The novel had a great start. The opening paragraphs were touching as Aleeza gets to know her newborn baby. Her mother was a humouress presence, and we receive a surprise with the arrivals for her best friend with the baby’s father in two. He, it turns out, was not only estranged from Aleeza, but didn’t know of the baby’s birth until the best friend spilt the beans.
The baby is taken away and all is well until, the next morning, Aleeza finds out the baby had died. She insists on seeing the body, only to notice a telltale birthmark is missing.

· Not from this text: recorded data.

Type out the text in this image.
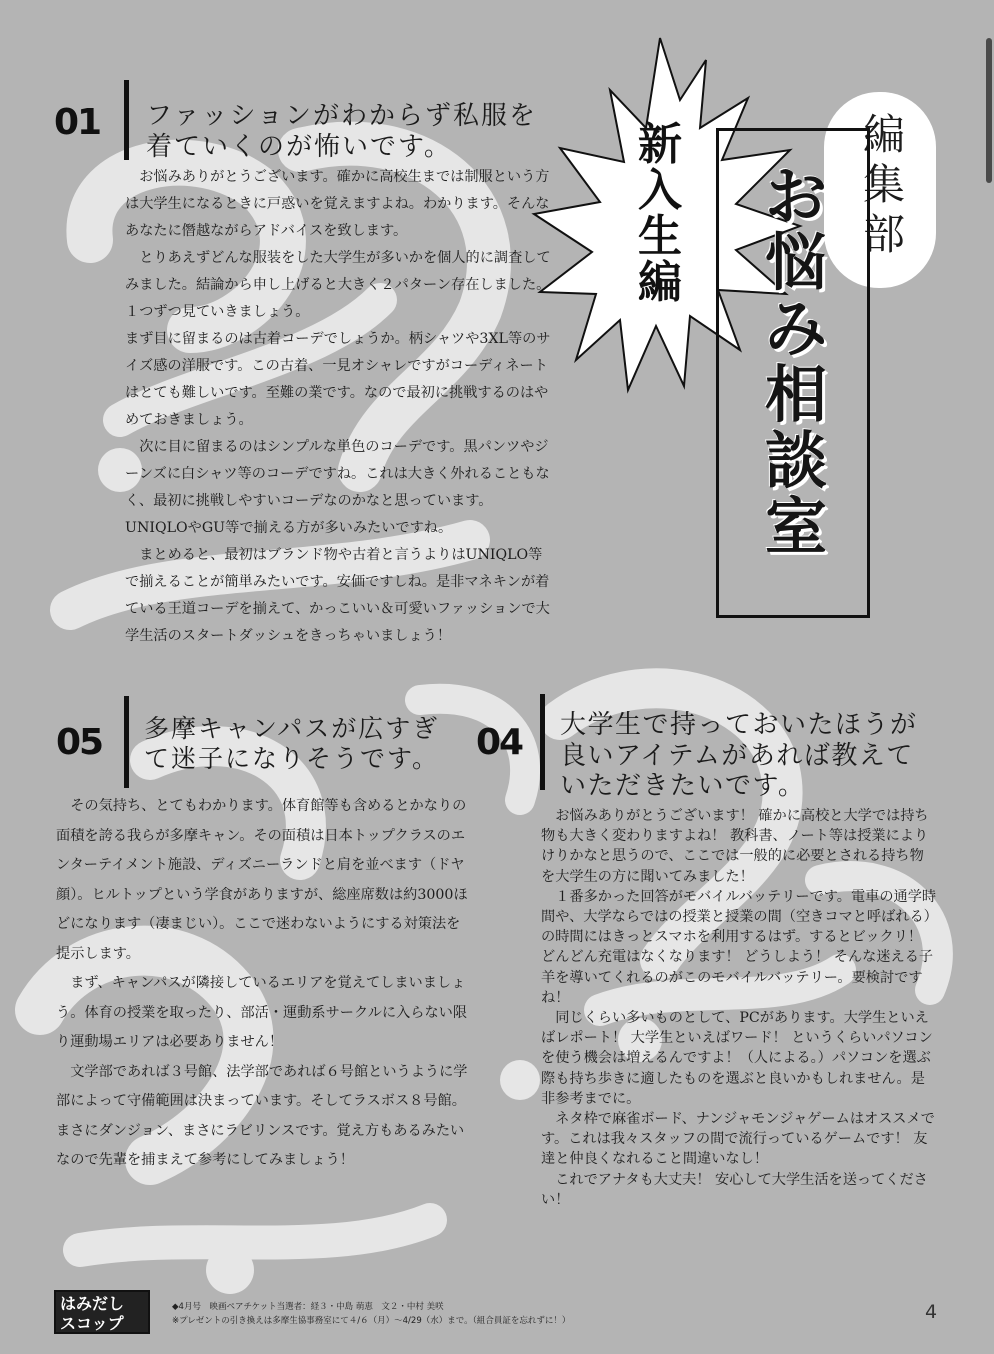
編
集
部
新
入
生
編
お
悩
み
相
談
室
01 ファッションがわからず私服を
着ていくのが怖いです。

お悩みありがとうございます。確かに高校生までは制服という方は大学生になるときに戸惑いを覚えますよね。わかります。そんなあなたに僭越ながらアドバイスを致します。

とりあえずどんな服装をした大学生が多いかを個人的に調査してみました。結論から申し上げると大きく２パターン存在しました。１つずつ見ていきましょう。

まず目に留まるのは古着コーデでしょうか。柄シャツや3XL等のサイズ感の洋服です。この古着、一見オシャレですがコーディネートはとても難しいです。至難の業です。なので最初に挑戦するのはやめておきましょう。

次に目に留まるのはシンプルな単色のコーデです。黒パンツやジーンズに白シャツ等のコーデですね。これは大きく外れることもなく、最初に挑戦しやすいコーデなのかなと思っています。UNIQLOやGU等で揃える方が多いみたいですね。

まとめると、最初はブランド物や古着と言うよりはUNIQLO等で揃えることが簡単みたいです。安価ですしね。是非マネキンが着ている王道コーデを揃えて、かっこいい＆可愛いファッションで大学生活のスタートダッシュをきっちゃいましょう！

05 多摩キャンパスが広すぎ
て迷子になりそうです。

その気持ち、とてもわかります。体育館等も含めるとかなりの面積を誇る我らが多摩キャン。その面積は日本トップクラスのエンターテイメント施設、ディズニーランドと肩を並べます（ドヤ顔）。ヒルトップという学食がありますが、総座席数は約3000ほどになります（凄まじい）。ここで迷わないようにする対策法を提示します。

まず、キャンパスが隣接しているエリアを覚えてしまいましょう。体育の授業を取ったり、部活・運動系サークルに入らない限り運動場エリアは必要ありません！

文学部であれば３号館、法学部であれば６号館というように学部によって守備範囲は決まっています。そしてラスボス８号館。まさにダンジョン、まさにラビリンスです。覚え方もあるみたいなので先輩を捕まえて参考にしてみましょう！

04 大学生で持っておいたほうが
良いアイテムがあれば教えて
いただきたいです。

お悩みありがとうございます！ 確かに高校と大学では持ち物も大きく変わりますよね！ 教科書、ノート等は授業によりけりかなと思うので、ここでは一般的に必要とされる持ち物を大学生の方に聞いてみました！

１番多かった回答がモバイルバッテリーです。電車の通学時間や、大学ならではの授業と授業の間（空きコマと呼ばれる）の時間にはきっとスマホを利用するはず。するとビックリ！ どんどん充電はなくなります！ どうしよう！ そんな迷える子羊を導いてくれるのがこのモバイルバッテリー。要検討ですね！

同じくらい多いものとして、PCがあります。大学生といえばレポート！ 大学生といえばワード！ というくらいパソコンを使う機会は増えるんですよ！（人による。）パソコンを選ぶ際も持ち歩きに適したものを選ぶと良いかもしれません。是非参考までに。

ネタ枠で麻雀ボード、ナンジャモンジャゲームはオススメです。これは我々スタッフの間で流行っているゲームです！ 友達と仲良くなれること間違いなし！

これでアナタも大丈夫！ 安心して大学生活を送ってください！

はみだし
スコップ
◆4月号　映画ペアチケット当選者：経３・中島 萌恵　文２・中村 美咲
※プレゼントの引き換えは多摩生協事務室にて４/６（月）～4/29（水）まで。（組合員証を忘れずに！）	4
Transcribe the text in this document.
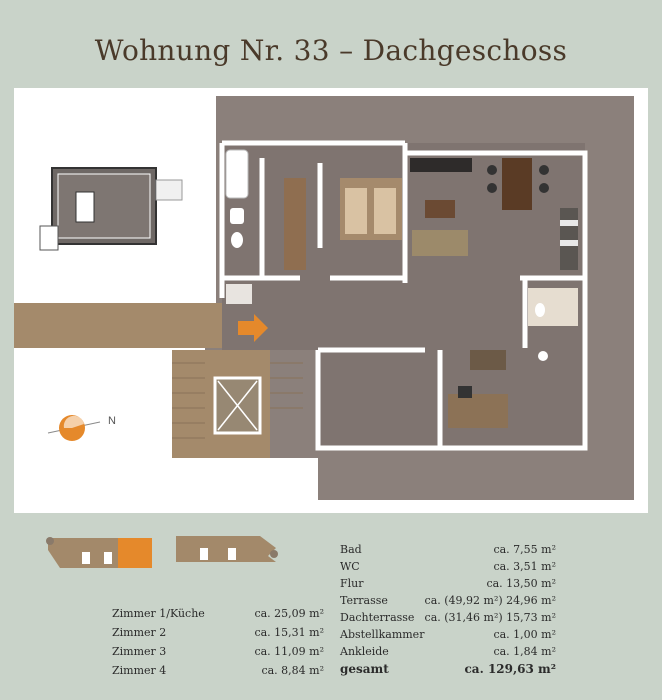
Wohnung Nr. 33 – Dachgeschoss
N
Zimmer 1/Küche	ca. 25,09 m²
Zimmer 2	ca. 15,31 m²
Zimmer 3	ca. 11,09 m²
Zimmer 4	ca. 8,84 m²
Bad	ca. 7,55 m²
WC	ca. 3,51 m²
Flur	ca. 13,50 m²
Terrasse	ca. (49,92 m²) 24,96 m²
Dachterrasse ca. (31,46 m²) 15,73 m²
Abstellkammer	ca. 1,00 m²
Ankleide	ca. 1,84 m²
gesamt	ca. 129,63 m²
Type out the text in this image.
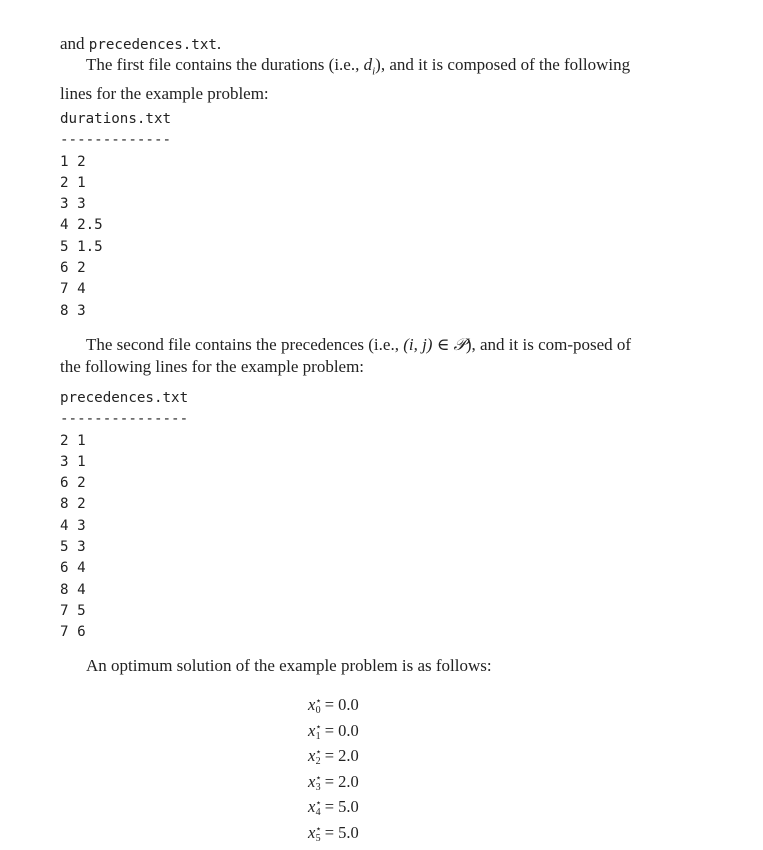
and precedences.txt.

The first file contains the durations (i.e., $d_i$), and it is composed of the following lines for the example problem:

durations.txt

-------------

1 2

2 1

3 3

4 2.5

5 1.5

6 2

7 4

8 3

The second file contains the precedences (i.e., (i, j) ∈ 𝒫), and it is com-posed of the following lines for the example problem:

precedences.txt

---------------

2 1

3 1

6 2

8 2

4 3

5 3

6 4

8 4

7 5

7 6

An optimum solution of the example problem is as follows:

$x^⋆_0 = 0.0$
$x^⋆_1 = 0.0$
$x^⋆_2 = 2.0$
$x^⋆_3 = 2.0$
$x^⋆_4 = 5.0$
$x^⋆_5 = 5.0$
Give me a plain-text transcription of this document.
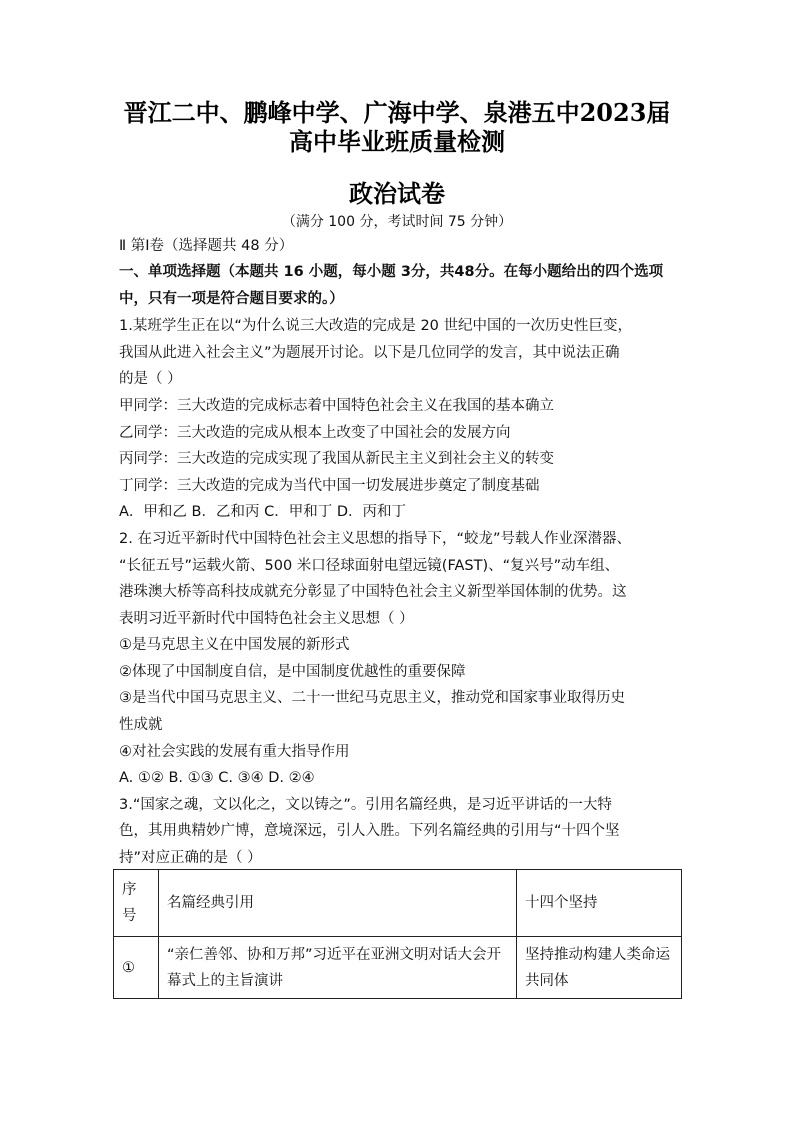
晋江二中、鹏峰中学、广海中学、泉港五中2023届
高中毕业班质量检测
政治试卷
（满分 100 分，考试时间 75 分钟）
Ⅱ 第Ⅰ卷（选择题共 48 分）
一、单项选择题（本题共 16 小题，每小题 3分，共48分。在每小题给出的四个选项
中，只有一项是符合题目要求的。）
1.某班学生正在以“为什么说三大改造的完成是 20 世纪中国的一次历史性巨变，
我国从此进入社会主义”为题展开讨论。以下是几位同学的发言，其中说法正确
的是（ ）
甲同学：三大改造的完成标志着中国特色社会主义在我国的基本确立
乙同学：三大改造的完成从根本上改变了中国社会的发展方向
丙同学：三大改造的完成实现了我国从新民主主义到社会主义的转变
丁同学：三大改造的完成为当代中国一切发展进步奠定了制度基础
A．甲和乙 B．乙和丙 C．甲和丁 D．丙和丁
2. 在习近平新时代中国特色社会主义思想的指导下，“蛟龙”号载人作业深潜器、
“长征五号”运载火箭、500 米口径球面射电望远镜(FAST)、“复兴号”动车组、
港珠澳大桥等高科技成就充分彰显了中国特色社会主义新型举国体制的优势。这
表明习近平新时代中国特色社会主义思想（ ）
①是马克思主义在中国发展的新形式
②体现了中国制度自信，是中国制度优越性的重要保障
③是当代中国马克思主义、二十一世纪马克思主义，推动党和国家事业取得历史
性成就
④对社会实践的发展有重大指导作用
A. ①② B. ①③ C. ③④ D. ②④
3.“国家之魂，文以化之，文以铸之”。引用名篇经典，是习近平讲话的一大特
色，其用典精妙广博，意境深远，引人入胜。下列名篇经典的引用与“十四个坚
持”对应正确的是（ ）
序号	名篇经典引用	十四个坚持
①	“亲仁善邻、协和万邦”习近平在亚洲文明对话大会开幕式上的主旨演讲	坚持推动构建人类命运共同体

This is a great setup. It could do with less (or no) use of the word “literally,” but was engaging. But it didn’t keep me engaged. We then turned to not one, but two different retellings of Aleeza’s relationship with the father, by the end of which I was thinking that I had misunderstood the book and that, rather than build on the strangeness of the missing birthmark, I had stumbled onto a touch tale of how the father helped Aleeza get over her loss.
But no. It took me a couple of chapters to shake that impression, but by Chapter 6ish it was clear that the book was indeed about the missing baby. This was the strongest part of the book, as she turns up one avenue after another only to find them blocked. Until she happens across an old newspaper article about a woman who went to the same hospital and experienced the same thing. With rather too much ease, Aleeza visits the woman and identifies the culprit.
At this point, the book seemed to be back on track. But then, it derailed. Aleeza, with basically no difficulty whatsoever, recruits an ex-KGB torturer who happens to work in a deep basement in an office tower in Canary Wharf – a dungeon of which the owner is apparently unaware. Credibility was already thin on the ground – I cannot believe that a mother would be permitted to remain asleep in hospital if her baby were dying – but to recruit a professional torturer so easily sent the bullshit alarm ringing loud.
Then the culprit is abducted and tortured, with Aleeza and her ex- looking on, and without the faintest thought that the culprit may be innocent, without the faintest hint on Aleeza’s part that she worries that the culprit may be innocent, and without slightest thought of proportionality.
I didn’t want to read any further, so I didn’t. Sorry, but not for me.
On a minor point, I’d rather hoped that the author would make more of the experience of being a Nigerian in London. There was only one reference in the half of the book I did read, and here it is:
Although Aleeza had fallen in love with London, she occasionally missed her homeland of Nigeria – the food, the hectic lifestyle, the loud fabrics people wore in the street, and even louder people themselves. However, what she did not miss was the insecurity and going day to day wondering when someone was going to finally get you. It was a basic rule of life in Nigeria to operate under the assumption that someone was going to try to cheat or steal from you. This was one of the reasons Aleeza was glad to have left her home behind; the stress of looking over one’s should was not how she wanted to live her life.
I would have liked a lot more of this. Sadly, despite a token sprinkling of Hausa words, the sense of displacement that comes from moving abroad wasn’t really explored.
This is a shame. The setup had potential and the characters came across very well. But the book lacked the specifics that make the improbably believable, and that let it down.